China is the recipient of bilateral and multilateral official development assistance and official aid to individual recipients. In 2003 it received US$1.3 billion in such disbursements, or about US$1 per capita. This total was down from the 1999 figures of US$2.4 billion and US$1.90 per capita. Some of this aid comes to China in the form of socioeconomic development assistance through the United Nations (UN) system. China received US$112 million in such UN assistance annually in 2001 and 2002, the largest portion coming from the UN Development Programme (UNDP).

China also obtains foreign capital through foreign loans, direct foreign investment (FDI), and other investment by foreign businesses. Since 1980 foreign businesses from more than 170 countries and regions have invested in Chinese joint-venture enterprises. Most joint-venture activities are located in coastal cities and increasing numbers in inland cities as well.

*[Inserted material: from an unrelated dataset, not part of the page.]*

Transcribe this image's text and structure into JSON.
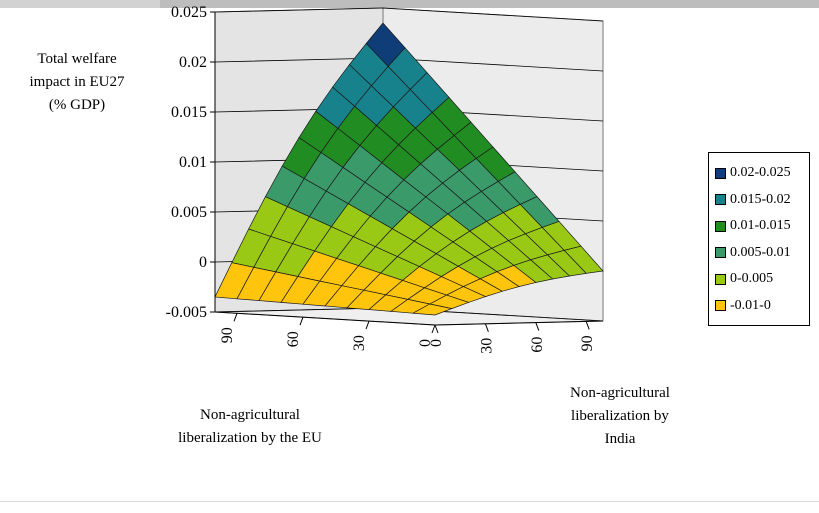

Some 300 of the 500 top transnational companies in the world have invested in China, and foreign investments have become an important capital source for China’s economic development. In 1999 FDI totaled US$40.3 billion. Between 1979 and 1999, cumulative FDI totaled US$305.9 billion, US$40.3 billion of which was invested in 1999 alone. In that year, China had approved the establishment of 342,000 foreign-funded enterprises, more than 100,000 of which have gone into operation. Contracted FDI reached nearly US$82.8 billion in 2002, US$115 billion in 2003, US$153.48 in 2004, and US$130.33 billion in the first nine months of 2005.